在33年期间(1966 - 1999年),对患者记录进行回顾性分析,确定了9例AEF患者。均为男性,平均年龄66.62(51 - 70)岁。表1和表2列出了我们病例的数据。9例患者中,有4例原发性AEF和5例继发性AEF。所有原发性瘘均由AAA破裂引起。继发性AEF在主动脉腹部手术后1至7年出现。7例瘘累及十二指肠,1例累及乙状结肠,1例累及横结肠。瘘的主要表现为胃肠道出血:黑便——8例(89%);呕血和黑便——2例(22%);直肠出血——1例(11%)。原发性AEF病例中,胃肠道出血后出现腰痛和出血性休克,而继发性AEF病例中则出现败血症(发热、白细胞计数增加、血沉加快)。2例通过胃造影和结肠镜检查确诊,2例经双功超声检查怀疑为AEF。所有其他病例均在术中确诊(图1)。原发性AEF病例行动脉瘤切除术后,1例采用解剖外腋 - 双股旁路移植术、3例采用“原位”移植术进行下肢血管重建(图2)。2例患者未切除瘘管,采用标准两层缝合技术横向关闭十二指肠缺损,2例切除瘘管后进行缝合。1例进行了相关的胃 - 肠和肠 - 肠吻合术。所有继发性AEF病例,在移除先前植入的主动脉移植物后,在肾动脉根部下方关闭主动脉,并用带血管蒂的大网膜包裹,使其与肠道及周围区域隔开。2例切除瘘管后采用两层横向缝合技术关闭十二指肠缺损,1例瘘口较大的患者需要行部分十二指肠切除术和Roux手术。2例AEF累及横结肠和乙状结肠的患者进行了结肠造口术。3例采用解剖外腋 - 双股旁路移植术进行下肢血管重建,1例经腹膜后途径行升主动脉至股动脉旁路移植术。1例患者因术中死亡未进行下肢血管重建。

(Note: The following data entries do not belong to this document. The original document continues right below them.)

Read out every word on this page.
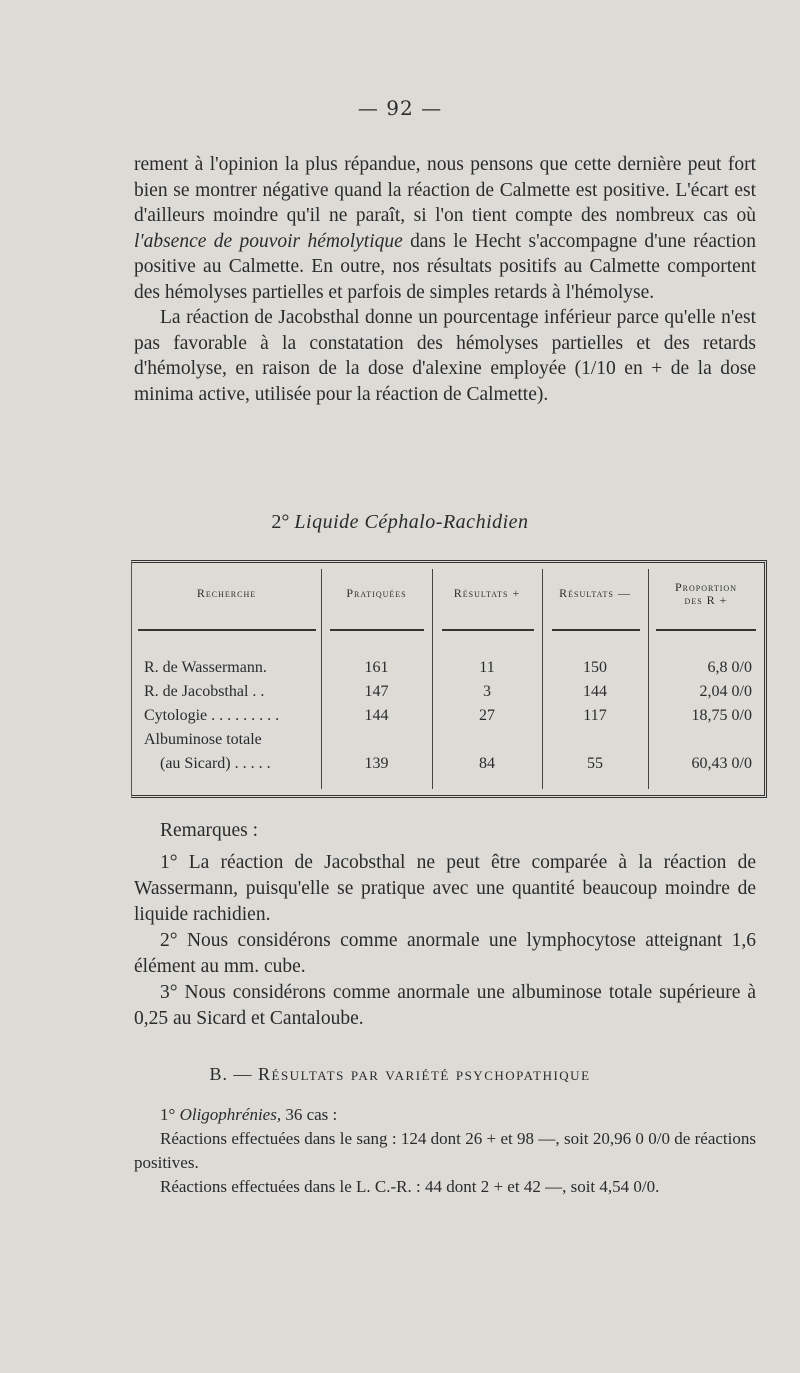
— 92 —

rement à l'opinion la plus répandue, nous pensons que cette dernière peut fort bien se montrer négative quand la réaction de Calmette est positive. L'écart est d'ailleurs moindre qu'il ne paraît, si l'on tient compte des nombreux cas où l'absence de pouvoir hémolytique dans le Hecht s'accompagne d'une réaction positive au Calmette. En outre, nos résultats positifs au Calmette comportent des hémolyses partielles et parfois de simples retards à l'hémolyse.

La réaction de Jacobsthal donne un pourcentage inférieur parce qu'elle n'est pas favorable à la constatation des hémolyses partielles et des retards d'hémolyse, en raison de la dose d'alexine employée (1/10 en + de la dose minima active, utilisée pour la réaction de Calmette).

2° Liquide Céphalo-Rachidien
Recherche	Pratiquées	Résultats +	Résultats —	Proportion
des R +
R. de Wassermann.	161	11	150	6,8 0/0
R. de Jacobsthal . .	147	3	144	2,04 0/0
Cytologie . . . . . . . . .	144	27	117	18,75 0/0
Albuminose totale
(au Sicard) . . . . .	139	84	55	60,43 0/0
Remarques :

1° La réaction de Jacobsthal ne peut être comparée à la réaction de Wassermann, puisqu'elle se pratique avec une quantité beaucoup moindre de liquide rachidien.

2° Nous considérons comme anormale une lymphocytose atteignant 1,6 élément au mm. cube.

3° Nous considérons comme anormale une albuminose totale supérieure à 0,25 au Sicard et Cantaloube.

B. — Résultats par variété psychopathique

1° Oligophrénies, 36 cas :

Réactions effectuées dans le sang : 124 dont 26 + et 98 —, soit 20,96 0 0/0 de réactions positives.

Réactions effectuées dans le L. C.-R. : 44 dont 2 + et 42 —, soit 4,54 0/0.
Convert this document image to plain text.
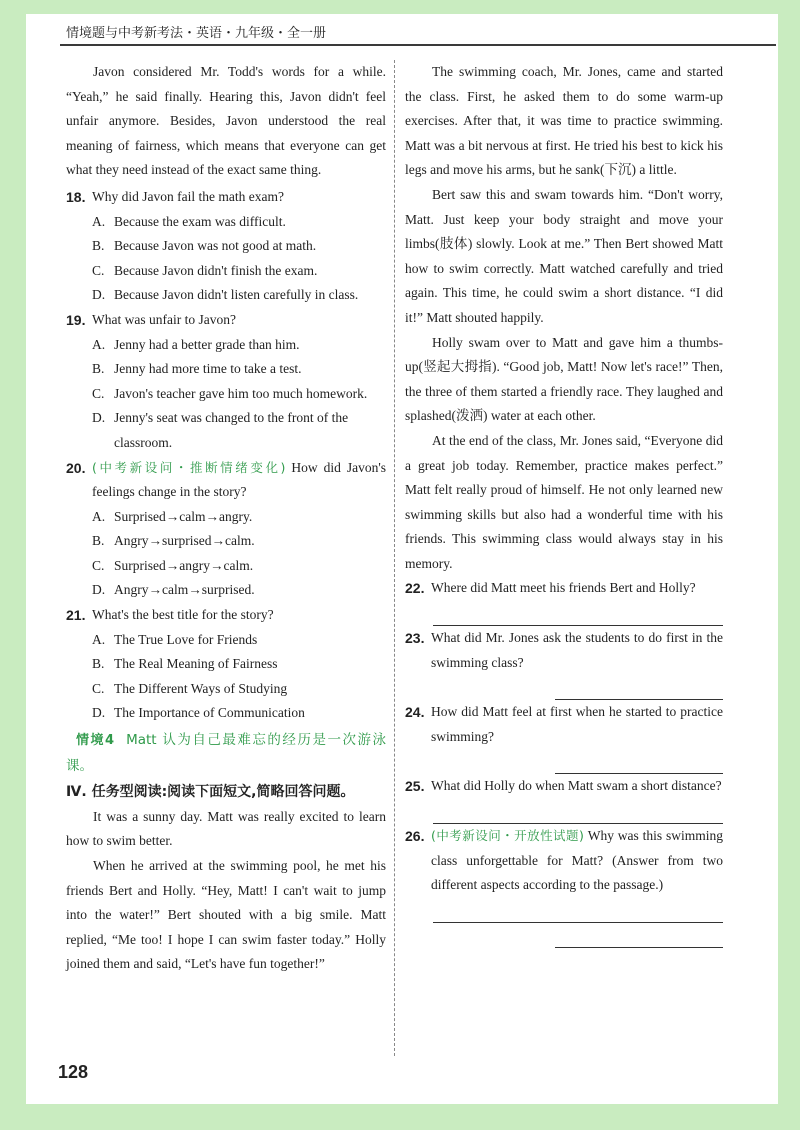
情境题与中考新考法・英语・九年级・全一册

Javon considered Mr. Todd's words for a while. “Yeah,” he said finally. Hearing this, Javon didn't feel unfair anymore. Besides, Javon understood the real meaning of fairness, which means that everyone can get what they need instead of the exact same thing.

18. Why did Javon fail the math exam?
A. Because the exam was difficult.
B. Because Javon was not good at math.
C. Because Javon didn't finish the exam.
D. Because Javon didn't listen carefully in class.
19. What was unfair to Javon?
A. Jenny had a better grade than him.
B. Jenny had more time to take a test.
C. Javon's teacher gave him too much homework.
D. Jenny's seat was changed to the front of the classroom.
20. (中考新设问・推断情绪变化) How did Javon's feelings change in the story?
A. Surprised→calm→angry.
B. Angry→surprised→calm.
C. Surprised→angry→calm.
D. Angry→calm→surprised.
21. What's the best title for the story?
A. The True Love for Friends
B. The Real Meaning of Fairness
C. The Different Ways of Studying
D. The Importance of Communication

情境4 Matt 认为自己最难忘的经历是一次游泳课。

Ⅳ. 任务型阅读:阅读下面短文,简略回答问题。

It was a sunny day. Matt was really excited to learn how to swim better.

When he arrived at the swimming pool, he met his friends Bert and Holly. “Hey, Matt! I can't wait to jump into the water!” Bert shouted with a big smile. Matt replied, “Me too! I hope I can swim faster today.” Holly joined them and said, “Let's have fun together!”

The swimming coach, Mr. Jones, came and started the class. First, he asked them to do some warm-up exercises. After that, it was time to practice swimming. Matt was a bit nervous at first. He tried his best to kick his legs and move his arms, but he sank(下沉) a little.

Bert saw this and swam towards him. “Don't worry, Matt. Just keep your body straight and move your limbs(肢体) slowly. Look at me.” Then Bert showed Matt how to swim correctly. Matt watched carefully and tried again. This time, he could swim a short distance. “I did it!” Matt shouted happily.

Holly swam over to Matt and gave him a thumbs-up(竖起大拇指). “Good job, Matt! Now let's race!” Then, the three of them started a friendly race. They laughed and splashed(泼洒) water at each other.

At the end of the class, Mr. Jones said, “Everyone did a great job today. Remember, practice makes perfect.” Matt felt really proud of himself. He not only learned new swimming skills but also had a wonderful time with his friends. This swimming class would always stay in his memory.

22. Where did Matt meet his friends Bert and Holly?
23. What did Mr. Jones ask the students to do first in the swimming class?
24. How did Matt feel at first when he started to practice swimming?
25. What did Holly do when Matt swam a short distance?
26. (中考新设问・开放性试题) Why was this swimming class unforgettable for Matt? (Answer from two different aspects according to the passage.)
128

7例患者在术后15天内死亡。1例在手术中因大量急性心肌梗死死亡。其他6例死亡原因分别为:多器官功能衰竭综合征(MOFS)——3例,继发性肠瘘——3例。2例患者存活。1例随访15年,其腋 - 双股旁路移植血管通畅。另1例升主动脉至股动脉旁路移植术患者术后7年死亡,移植血管也通畅。表3给出了更多详细信息。

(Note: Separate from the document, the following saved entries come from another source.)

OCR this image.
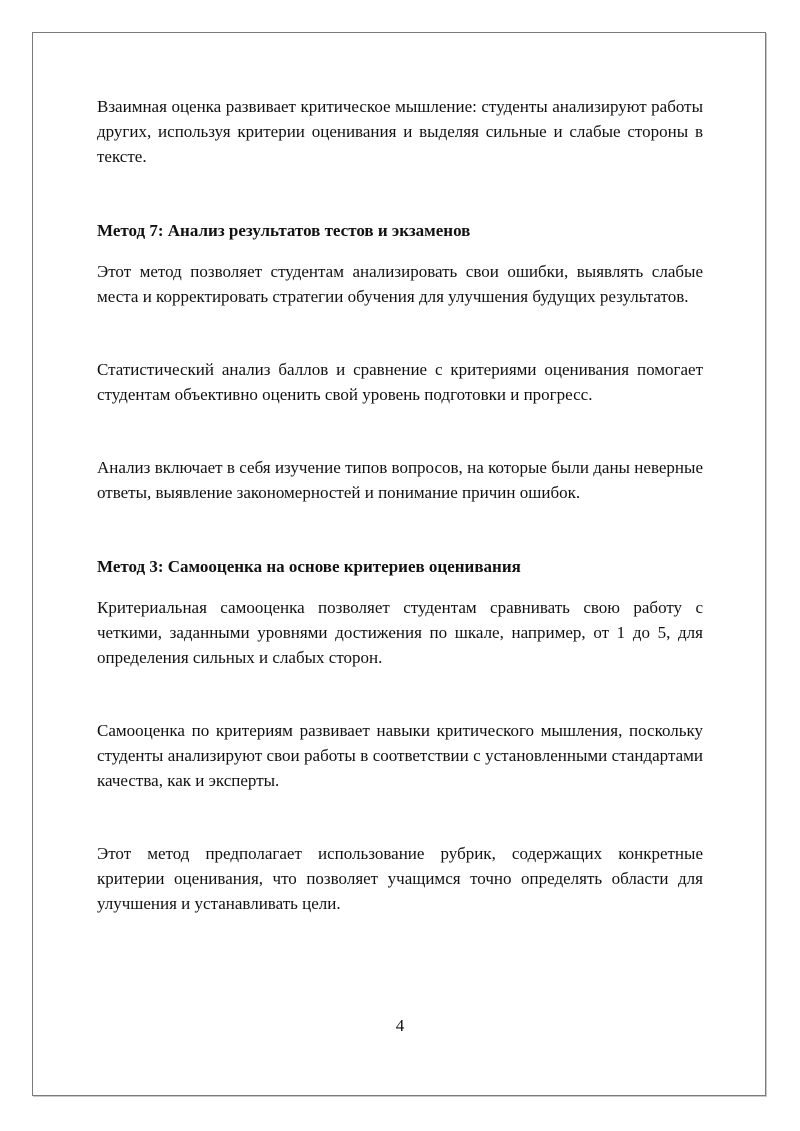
Взаимная оценка развивает критическое мышление: студенты анализируют работы других, используя критерии оценивания и выделяя сильные и слабые стороны в тексте.

Метод 7: Анализ результатов тестов и экзаменов

Этот метод позволяет студентам анализировать свои ошибки, выявлять слабые места и корректировать стратегии обучения для улучшения будущих результатов.

Статистический анализ баллов и сравнение с критериями оценивания помогает студентам объективно оценить свой уровень подготовки и прогресс.

Анализ включает в себя изучение типов вопросов, на которые были даны неверные ответы, выявление закономерностей и понимание причин ошибок.

Метод 3: Самооценка на основе критериев оценивания

Критериальная самооценка позволяет студентам сравнивать свою работу с четкими, заданными уровнями достижения по шкале, например, от 1 до 5, для определения сильных и слабых сторон.

Самооценка по критериям развивает навыки критического мышления, поскольку студенты анализируют свои работы в соответствии с установленными стандартами качества, как и эксперты.

Этот метод предполагает использование рубрик, содержащих конкретные критерии оценивания, что позволяет учащимся точно определять области для улучшения и устанавливать цели.

4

阿斯特利·库珀爵士于1817年首次描述了由AAA破裂引起的原发性AEF[6],1953年布罗克首次描述了主动脉同种异体移植术后6个月出现的继发性AEF[8]。1957年,哈贝勒通过缝合十二指肠缺损和动脉瘤修补术成功治疗了原发性AEF[9]。1966年,我国的斯托亚诺维奇和武亚迪诺维奇首次治疗原发性AEF[16]。他们的患者因MOFS死亡。然而,1984年和1985年,洛蒂娜成功治疗了2例继发性AEF患者[11](图3,方案1)。作者还分析了关于AEF的病因、发病机制、临床表现、诊断和治疗的文献数据。总之,作者建议:1. 经腹膜后从腹腔动脉上方至股动脉的“Ω”形解剖外旁路;2. 用尸体同种异体移植物“原位”置换腹主动脉;3. 术中用腔内球囊闭塞主动脉导管控制出血。